While sources in the PM House say the Minister for Inter-provincial Coordination (IPC) Pirzada in a letter has said he "did not say a word" regarding Saudi Arabia causing disturbance in the Muslim world or Pakistan, sources close to Pirzada say he is standing by his statement.
On behalf on Prime Minister Nawaz Sharif, Information Minister Pervez Rashid held a meeting with federal Pirzada and conveyed the concerns of the prime minister over this statement.
Pirzada sought time after the meeting with Rashid and later sent a written reply to the prime minister saying his statement was "twisted".
He also said his intention was not to embarrass the prime minister and that if the premier wants his resignation he is "ready to do so".
Pirzada on Tuesday accused the Saudi government of creating instability across the Muslim world, including Pakistan, through distribution of money for promoting its ideology.
Addressing a two-day 'Ideas Conclave' organised by the "Jinnah Institute" think tank in Islamabad, the federal minister had said 'the time has come to stop the influx of Saudi money into Pakistan'.
|A press statement released after the event shows Pirzada's statement|
He also blasted his own government for approving military courts in the presence of an 'independent and vibrant judiciary' and said that military courts reflect 'weak and coward leadership'.
"Such cowardly leadership has no right to stay in power," Mr Pirzada added.

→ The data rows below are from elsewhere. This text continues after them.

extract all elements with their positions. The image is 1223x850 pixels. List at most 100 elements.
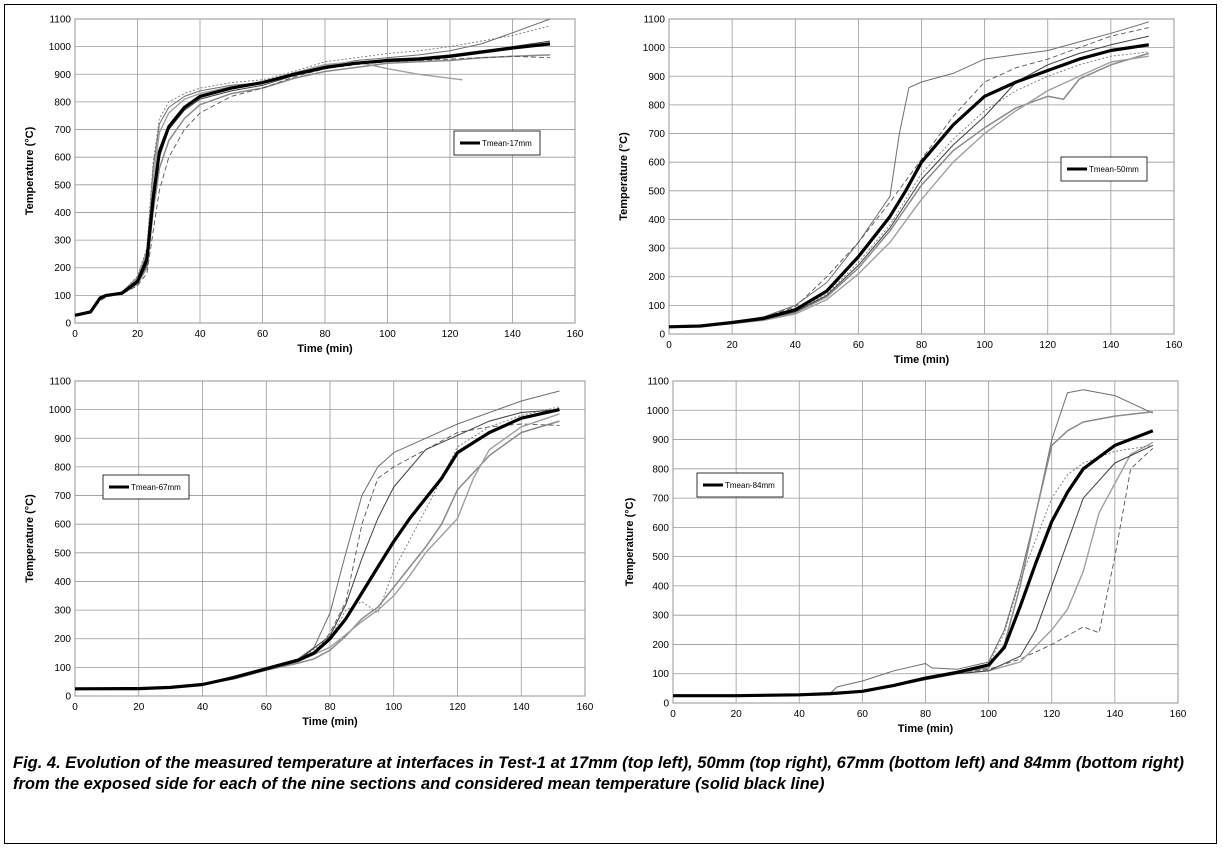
y-tick-label: 700 [652,494,669,505]
x-tick-label: 20 [133,702,145,713]
x-axis-title: Time (min) [898,723,954,735]
y-tick-label: 0 [659,330,665,341]
x-axis-title: Time (min) [297,343,353,355]
x-tick-label: 40 [790,340,802,351]
chart-50mm: 0 20 40 60 80 100 120 140 160 0 100 200 300 400 500 600… [618,15,1183,367]
y-tick-label: 700 [54,491,71,502]
y-tick-label: 700 [648,129,665,140]
section-series-5 [74,25,551,316]
gridlines [74,18,576,324]
y-tick-label: 900 [648,72,665,83]
x-tick-label: 40 [794,709,806,720]
x-tick-label: 120 [449,702,466,713]
x-tick-label: 20 [731,709,743,720]
y-tick-label: 300 [54,606,71,617]
y-tick-label: 800 [54,97,71,108]
x-tick-label: 100 [976,340,993,351]
y-tick-label: 0 [663,699,669,710]
y-tick-label: 500 [54,180,71,191]
y-tick-label: 1100 [49,377,71,388]
y-tick-label: 900 [54,70,71,81]
y-tick-label: 800 [648,100,665,111]
y-tick-label: 100 [652,669,669,680]
x-tick-label: 160 [1170,709,1187,720]
x-tick-label: 60 [257,329,269,340]
y-tick-label: 900 [652,435,669,446]
y-tick-label: 800 [652,464,669,475]
legend: Tmean-17mm [453,130,541,156]
y-tick-label: 400 [652,581,669,592]
figure: 0 20 40 60 80 100 120 140 160 0 100 200 300 400 500 600… [4,4,1217,844]
mean-series [673,429,1154,698]
section-series-3 [668,27,1149,328]
mean-series [668,43,1150,329]
y-tick-label: 600 [54,520,71,531]
y-tick-label: 1000 [49,42,72,53]
x-tick-label: 120 [1039,340,1056,351]
gridlines [668,18,1175,335]
x-tick-label: 160 [1166,340,1183,351]
x-tick-label: 140 [1107,709,1124,720]
x-tick-label: 60 [857,709,869,720]
y-tick-label: 800 [54,462,71,473]
x-tick-label: 80 [920,709,932,720]
y-tick-label: 100 [54,663,71,674]
x-tick-label: 0 [72,329,78,340]
mean-series [74,408,560,691]
x-tick-label: 140 [504,329,521,340]
x-tick-label: 140 [1103,340,1120,351]
y-tick-label: 700 [54,125,71,136]
x-tick-label: 120 [442,329,459,340]
chart-84mm: 0 20 40 60 80 100 120 140 160 0 100 200 300 400 500 600… [624,377,1187,736]
legend-label: Tmean-67mm [131,483,181,492]
x-tick-label: 20 [132,329,144,340]
y-tick-label: 600 [652,523,669,534]
x-tick-label: 0 [72,702,78,713]
y-tick-label: 1000 [643,43,666,54]
x-tick-label: 100 [379,329,396,340]
y-tick-label: 600 [648,158,665,169]
y-tick-label: 100 [54,291,71,302]
legend: Tmean-84mm [696,472,784,498]
y-tick-label: 1000 [49,405,72,416]
y-tick-label: 1000 [647,406,670,417]
y-tick-label: 1100 [49,15,71,26]
y-tick-label: 500 [652,552,669,563]
figure-caption: Fig. 4. Evolution of the measured temper… [13,754,1185,793]
y-tick-label: 500 [54,548,71,559]
y-tick-label: 200 [652,640,669,651]
legend-label: Tmean-50mm [1089,165,1139,174]
legend-label: Tmean-84mm [725,481,775,490]
y-tick-label: 1100 [643,15,665,26]
x-tick-label: 160 [567,329,584,340]
y-tick-label: 400 [648,215,665,226]
y-tick-label: 200 [54,263,71,274]
x-axis-title: Time (min) [302,716,358,728]
x-tick-label: 20 [727,340,739,351]
y-tick-label: 100 [648,301,665,312]
y-tick-label: 400 [54,577,71,588]
x-tick-label: 0 [670,709,676,720]
gridlines [672,380,1179,704]
gridlines [74,380,586,697]
y-tick-label: 400 [54,208,71,219]
y-tick-label: 300 [652,611,669,622]
y-tick-label: 500 [648,186,665,197]
y-tick-label: 300 [54,236,71,247]
y-tick-label: 0 [65,319,71,330]
y-axis-title: Temperature (°C) [624,497,636,586]
y-tick-label: 200 [54,634,71,645]
x-tick-label: 140 [513,702,530,713]
y-axis-title: Temperature (°C) [24,494,36,583]
y-tick-label: 300 [648,244,665,255]
x-tick-label: 80 [916,340,928,351]
x-tick-label: 80 [319,329,331,340]
x-tick-label: 0 [666,340,672,351]
chart-67mm: 0 20 40 60 80 100 120 140 160 0 100 200 300 400 500 600… [24,377,594,729]
x-tick-label: 160 [577,702,594,713]
chart-17mm: 0 20 40 60 80 100 120 140 160 0 100 200 300 400 500 600… [24,15,584,356]
y-tick-label: 600 [54,153,71,164]
legend: Tmean-50mm [1060,156,1148,182]
mean-series [74,42,551,317]
x-tick-label: 60 [261,702,273,713]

Also read: Pirzada causes uproar
He called upon the great powers — naming the US and Saudi Arabia specifically — to allow countries of the world to live in peace and said they should not fund terrorists or arm them. “Every country should be left to their devices and they should be run according to the wishes of the people and the civil society of those countries,” he told reporters after his speech at the conclave.
Mr Pizada also appeared quite angry about the 21st Amendment and said that the formation of military courts seemed like the act of a characterless and cowardly leadership. He also announced his imminent retirement from public life during the speech.

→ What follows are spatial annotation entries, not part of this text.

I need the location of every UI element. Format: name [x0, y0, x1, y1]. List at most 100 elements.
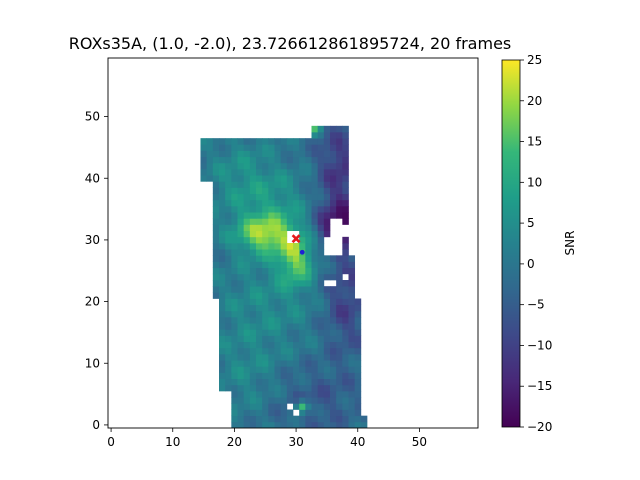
heatmap-cell — [336, 199, 343, 207]
heatmap-cell — [237, 347, 245, 355]
heatmap-cell — [293, 187, 300, 195]
heatmap-cell — [317, 415, 325, 423]
heatmap-cell — [212, 193, 220, 201]
heatmap-cell — [305, 360, 312, 367]
heatmap-cell — [237, 372, 245, 380]
heatmap-cell — [219, 267, 226, 275]
heatmap-cell — [231, 378, 238, 386]
heatmap-cell — [311, 181, 319, 188]
heatmap-cell — [243, 181, 251, 188]
heatmap-cell — [311, 397, 319, 404]
heatmap-cell — [299, 230, 306, 238]
heatmap-cell — [280, 378, 288, 386]
heatmap-cell — [268, 360, 275, 367]
heatmap-cell — [305, 243, 312, 250]
heatmap-cell — [293, 150, 300, 158]
heatmap-cell — [311, 384, 319, 392]
heatmap-cell — [330, 372, 337, 380]
heatmap-cell — [311, 132, 319, 139]
heatmap-cell — [249, 372, 257, 380]
heatmap-cell — [274, 243, 282, 250]
heatmap-cell — [336, 341, 343, 349]
y-axis: 0 10 20 30 40 50 — [85, 110, 108, 432]
heatmap-cell — [262, 397, 269, 404]
heatmap-cell — [280, 360, 288, 367]
heatmap-cell — [219, 150, 226, 158]
heatmap-cell — [311, 125, 319, 133]
heatmap-cell — [274, 415, 282, 423]
heatmap-cell — [293, 199, 300, 207]
heatmap-cell — [330, 397, 337, 404]
heatmap-cell — [231, 162, 238, 170]
heatmap-cell — [256, 298, 263, 306]
heatmap-cell — [256, 317, 263, 324]
heatmap-cell — [293, 156, 300, 164]
heatmap-cell — [268, 310, 275, 318]
heatmap-cell — [336, 132, 343, 139]
heatmap-cell — [336, 292, 343, 299]
heatmap-cell — [225, 206, 232, 213]
heatmap-cell — [305, 230, 312, 238]
heatmap-cell — [231, 236, 238, 244]
heatmap-cell — [286, 415, 294, 423]
heatmap-cell — [305, 169, 312, 176]
heatmap-cell — [286, 218, 294, 225]
heatmap-cell — [348, 273, 356, 281]
heatmap-cell — [299, 384, 306, 392]
heatmap-cell — [348, 347, 356, 355]
heatmap-cell — [249, 304, 257, 312]
heatmap-cell — [336, 415, 343, 423]
heatmap-cell — [305, 354, 312, 361]
heatmap-cell — [311, 236, 319, 244]
heatmap-cell — [323, 255, 331, 262]
heatmap-cell — [231, 310, 238, 318]
heatmap-cell — [280, 397, 288, 404]
heatmap-cell — [323, 267, 331, 275]
heatmap-cell — [212, 206, 220, 213]
heatmap-cell — [274, 175, 282, 182]
heatmap-cell — [243, 329, 251, 336]
heatmap-cell — [256, 236, 263, 244]
heatmap-cell — [243, 341, 251, 349]
heatmap-cell — [231, 329, 238, 336]
heatmap-cell — [323, 132, 331, 139]
heatmap-cell — [274, 397, 282, 404]
heatmap-cell — [212, 187, 220, 195]
heatmap-cell — [256, 181, 263, 188]
heatmap-cell — [262, 181, 269, 188]
heatmap-cell — [280, 354, 288, 361]
heatmap-cell — [354, 372, 362, 380]
heatmap-cell — [348, 421, 356, 428]
heatmap-cell — [354, 347, 362, 355]
heatmap-cell — [225, 335, 232, 343]
heatmap-cell — [317, 169, 325, 176]
heatmap-cell — [342, 298, 349, 306]
heatmap-cell — [330, 391, 337, 398]
heatmap-cell — [311, 280, 319, 287]
heatmap-cell — [249, 415, 257, 423]
heatmap-cell — [262, 255, 269, 262]
heatmap-cell — [336, 384, 343, 392]
heatmap-cell — [293, 267, 300, 275]
heatmap-cell — [231, 187, 238, 195]
heatmap-cell — [330, 162, 337, 170]
heatmap-cell — [243, 273, 251, 281]
heatmap-cell — [299, 415, 306, 423]
heatmap-cell — [286, 391, 294, 398]
heatmap-cell — [268, 169, 275, 176]
heatmap-cell — [299, 409, 306, 417]
heatmap-cell — [317, 181, 325, 188]
heatmap-cell — [219, 230, 226, 238]
heatmap-cell — [311, 224, 319, 232]
heatmap-cell — [330, 132, 337, 139]
x-axis: 0 10 20 30 40 50 — [107, 428, 427, 449]
heatmap-cell — [225, 138, 232, 145]
heatmap-cell — [212, 286, 220, 293]
heatmap-cell — [268, 391, 275, 398]
heatmap-cell — [293, 162, 300, 170]
heatmap-cell — [274, 292, 282, 299]
heatmap-cell — [274, 335, 282, 343]
heatmap-cell — [249, 378, 257, 386]
heatmap-cell — [268, 323, 275, 330]
heatmap-cell — [360, 415, 368, 423]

The minister, who joined the PML-N a short while before the elections, was sworn in as a member of the cabinet on June 27, 2013. The MNA from Bahawalpur has suffered personally at the hands of religious extremists; his father was murdered in his own home by men purportedly linked with the banned Sipah-i-Sahaba.
Even on Tuesday, as he spoke to media persons following his speech, he appeared visibly emotional about it. When asked by a reporter to repeat his remarks regarding the Saudi influence in Pakistan, he got riled up and said, “You know very well where the funding comes from. Why do you need me to say it?” However, he immediately added, “Of course I’ll say it. I’ve lost my father already, why wouldn’t I say it now.”